The processes of transcription and translation obviously involve a considerable degree of linguistic analysis. Transcription unless a narrow phonetic transcription is used - involves decisions about the phonological system and segmentation into words and larger units such as clauses or intonation units, while glossing and translating involves decisions about the meaning and function of linguistic units. Other issues arising in the context of translation are the choice of metalanguage(s), the conventions to be followed in interlinear glossing, and the question of whether to opt for a more literal or a more idiomatic translation (or both). In the documentation of endangered languages in particular, the question of how to represent code-switching phenomena also often arises.

For a recorded speech event to be a lasting document useful to a broad range of users, it is important that the annotation includes information beyond that provided by the standard format . Information on the ethnographic background of a speech event, dealt with in a different lecture, can obviously be crucial for understanding a text. An annotation capturing the nonverbal context of an utterance or text (especially when it is not video-recorded), including the presence and spatial configuration of discourse participants and discourse referents, can be crucial for the linguistic analysis in itself, e.g. in the case of deictics, spatial terminology in general, or focus phenomena. 

Finally, the process of working with a text together with native speakers will often elicit further speech events, which may take the form of paraphrases, translations or commentaries. In an ideal documentation, these will be treated as documents in their own right and linked to the original text through extensive cross-referencing.

The lecture will also discuss possible differences in annotation between different types of documented speech events. For example, a narrative is particularly likely to elicit commentaries from various speakers, while for a conversation, the question of detail of transcription is particularly pressing, and a single overheard utterance needs to be carefully annotated with respect to the verbal and nonverbal context. Finally, for grammatical elicitation, it makes sense to document the researcher s question as well as the response.

Eva Schultze-Berndt is Professor of Linguistics at the University of Graz, Austria. Her research interests include typology, grammar of spoken language, lexical semantics, complex and secondary predication, language contact, and language documentation and  description, and her areal focus is on Northern Australian languages.

 

Lecture 8: Community language work

Ulrike Mosel, Universität Kiel

Synopsis: Working together with communities; things to consider to get the community actively involved in documentation and language maintenance; how to run workshops with communities.

Linguistic fieldwork, especially language documentation heavily relies on the working relationship between the professional linguist and the indigenous language workers – a challenging relationship because except for their enthusiastic intention of doing something useful for the language, both parties do not share much common ground in terms of background and aims. The lecture will first outline the differences between the linguists' and the community's language documentation with respect to text editions, grammars and dictionariesn and then in turn discuss the kind of input the linguist can give into the community's language work.

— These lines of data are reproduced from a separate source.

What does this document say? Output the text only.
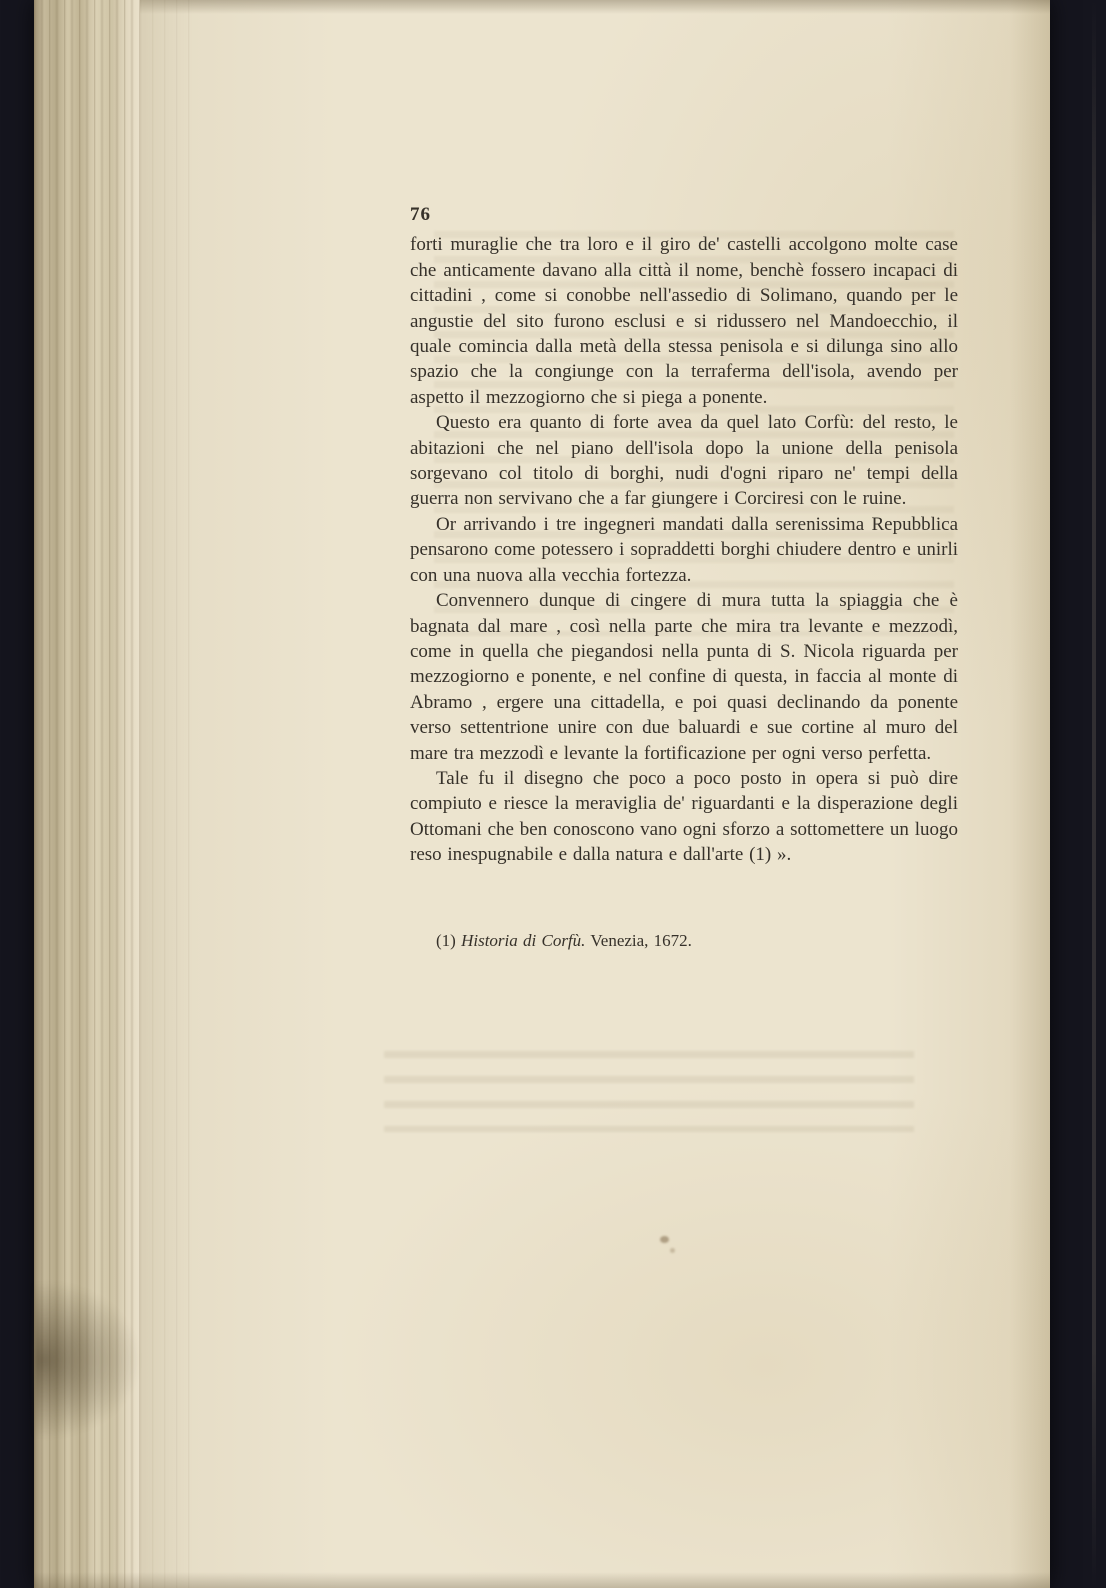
76

forti muraglie che tra loro e il giro de' castelli accolgono molte case che anticamente davano alla città il nome, benchè fossero incapaci di cittadini , come si conobbe nell'assedio di Solimano, quando per le angustie del sito furono esclusi e si ridussero nel Mandoecchio, il quale comincia dalla metà della stessa penisola e si dilunga sino allo spazio che la congiunge con la terraferma dell'isola, avendo per aspetto il mezzogiorno che si piega a ponente.

Questo era quanto di forte avea da quel lato Corfù: del resto, le abitazioni che nel piano dell'isola dopo la unione della penisola sorgevano col titolo di borghi, nudi d'ogni riparo ne' tempi della guerra non servivano che a far giungere i Corciresi con le ruine.

Or arrivando i tre ingegneri mandati dalla serenissima Repubblica pensarono come potessero i sopraddetti borghi chiudere dentro e unirli con una nuova alla vecchia fortezza.

Convennero dunque di cingere di mura tutta la spiaggia che è bagnata dal mare , così nella parte che mira tra levante e mezzodì, come in quella che piegandosi nella punta di S. Nicola riguarda per mezzogiorno e ponente, e nel confine di questa, in faccia al monte di Abramo , ergere una cittadella, e poi quasi declinando da ponente verso settentrione unire con due baluardi e sue cortine al muro del mare tra mezzodì e levante la fortificazione per ogni verso perfetta.

Tale fu il disegno che poco a poco posto in opera si può dire compiuto e riesce la meraviglia de' riguardanti e la disperazione degli Ottomani che ben conoscono vano ogni sforzo a sottomettere un luogo reso inespugnabile e dalla natura e dall'arte (1) ».

(1) Historia di Corfù. Venezia, 1672.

Apart from helping to create an orthography or solve existing orthographical problems, the linguist's input mainly relates to organisation and training. Thus in order to avoid disappointment, the linguist's first task is to identify the prospective language workers' skills and their needs for training, and then help them to set realistic goals.

Content and methods of training also depend on the envisaged outcome of the language work as well on the available time and money. Drawing from experiences in the Primary Education Materials Project in Samoa (1997 – 2000) and the Language Documentation Project of Teop in Bougainville, Papua New Guinea (2000 - ), the lecture will deal with two kinds of training, workshops and the individual apprenticeship within a team of language workers.

 

Ulrike Mosel holds the chair of General and Comparative Linguistics at the University of Kiel, Germany. After she had concluded her studies of Semitic languages at the University of Munich with a PhD thesis on Classical Arabic grammaticography, she specialised on the languages of the South Pacific with a focus on linguistic typology,  grammaticography and lexicography. Her books include a syntax of Tolai, a Samoan reference grammar (together with Even Hovdhaugen), and a sketch grammar of Saliba. She supervised twelve PhD theses on descriptive grammar and typology and wrote with Samoan teachers a Samoan grammar for teachers and a Samoan monolingual school dictionary.  Currently she is working on the documentation of the Teop language in Bougainville (Papua New Guinea).

 

 

Lecture 9: Archiving challenges

Peter Wittenburg, MPI Nijmegen, Jost Gippert, Universität Frankfurt.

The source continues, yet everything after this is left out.